A. Waiver of non-privilege objections

In response to all the discovery requests, the defendants filed a laundry-list of objections, some on grounds of privileges and others on non-privilege grounds. The only evidence the court had before it was J.P.’s affidavit and the sealed documents. The affidavit and the documents only addressed the issues of J.P.’s privileges from discovery, not the other objections.

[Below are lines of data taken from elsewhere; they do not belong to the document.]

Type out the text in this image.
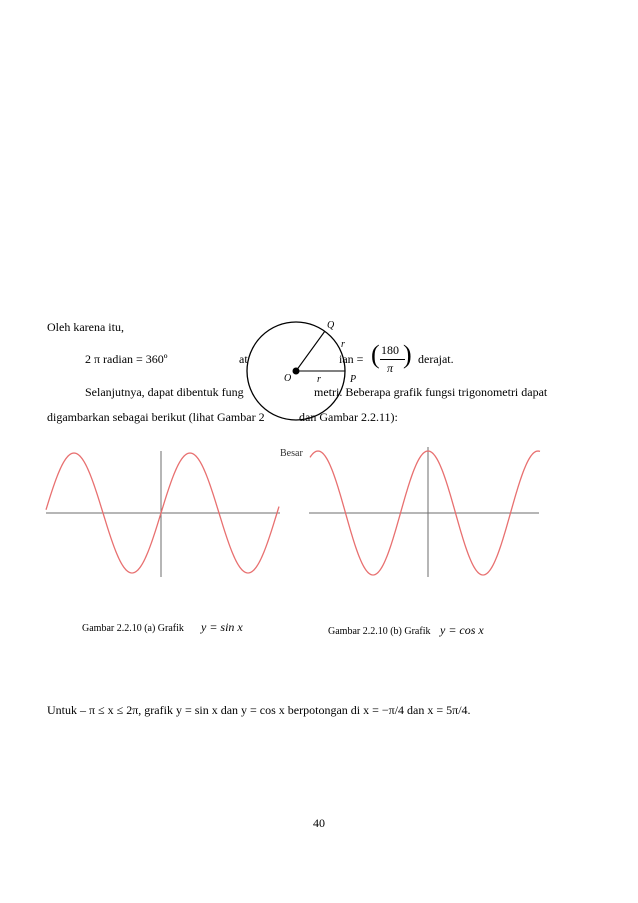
Oleh karena itu,
2 π radian = 360º	at	ian = ( 180
π ) derajat.
Selanjutnya, dapat dibentuk fung	metri. Beberapa grafik fungsi trigonometri dapat
digambarkan sebagai berikut (lihat Gambar 2	dan Gambar 2.2.11):
Q
r
O	r	P
Besar
Gambar 2.2.10 (a) Grafik y = sin x	Gambar 2.2.10 (b) Grafik y = cos x
Untuk – π ≤ x ≤ 2π, grafik y = sin x dan y = cos x berpotongan di x = −π/4 dan x = 5π/4.
40
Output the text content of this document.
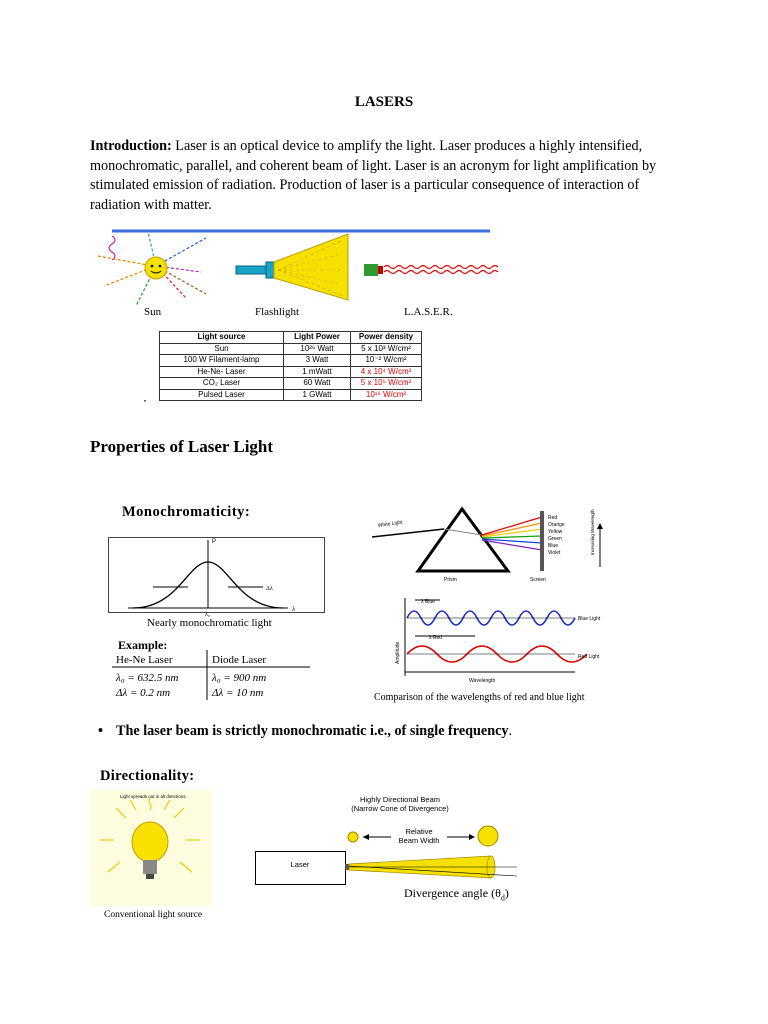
LASERS
Introduction: Laser is an optical device to amplify the light. Laser produces a highly intensified, monochromatic, parallel, and coherent beam of light. Laser is an acronym for light amplification by stimulated emission of radiation. Production of laser is a particular consequence of interaction of radiation with matter.
Sun	Flashlight	L.A.S.E.R.
Light source	Light Power	Power density
Sun	10²⁶ Watt	5 x 10³ W/cm²
100 W Filament-lamp	3 Watt	10⁻² W/cm²
He-Ne- Laser	1 mWatt	4 x 10⁴ W/cm²
CO₂ Laser	60 Watt	5 x 10⁵ W/cm²
Pulsed Laser	1 GWatt	10¹⁶ W/cm²
Properties of Laser Light
Monochromaticity:
P
λ
Δλ
λ₀
Nearly monochromatic light
Example:
He-Ne Laser	Diode Laser
λ₀ = 632.5 nm	λ₀ = 900 nm
Δλ = 0.2 nm	Δλ = 10 nm
White Light
Red
Orange
Yellow
Green
Blue
Violet	Increasing Wavelength
Prism	Screen
λ Blue
λ Red
Blue Light
Red Light
Amplitude
Wavelength
Comparison of the wavelengths of red and blue light
• The laser beam is strictly monochromatic i.e., of single frequency.
Directionality:
Light spreads out in all directions
Conventional light source
Highly Directional Beam
(Narrow Cone of Divergence)
Relative
Beam Width
Laser
Divergence angle $(\theta_d)$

A party is not required to support all objections to discovery by evidence. Inwood West Civic Ass’n v. Touchy, 754 S.W.2d 276, 278 (Tex.App. — Houston [14th Dist.] 1988, orig. proceeding) (party not required to produce evidence to support statutory exemption from discovery). In most cases, however, the party resisting discovery must produce evidence to support its objections. In the following cases, the courts have held the objections to discovery were waived because they were not supported by evidence. Giffin v. Smith, 688 S.W.2d 112, 114 (Tex.1985) (objection on the ground of privilege); Delgado v. Kitzman, 793 S.W.2d 332, 334 (Tex.App. — Houston [1st Dist.] 1990, orig. proceeding) (objections on ground of privacy, beyond scope of discovery, and not limited to reasonable period of time); Miller v. O’Neill, 775 S.W.2d 56, 59 (Tex.App. — Houston [1st Dist.] 1989, orig. proceeding) (objections on ground the requests were overbroad, harassing, and for trade secrets).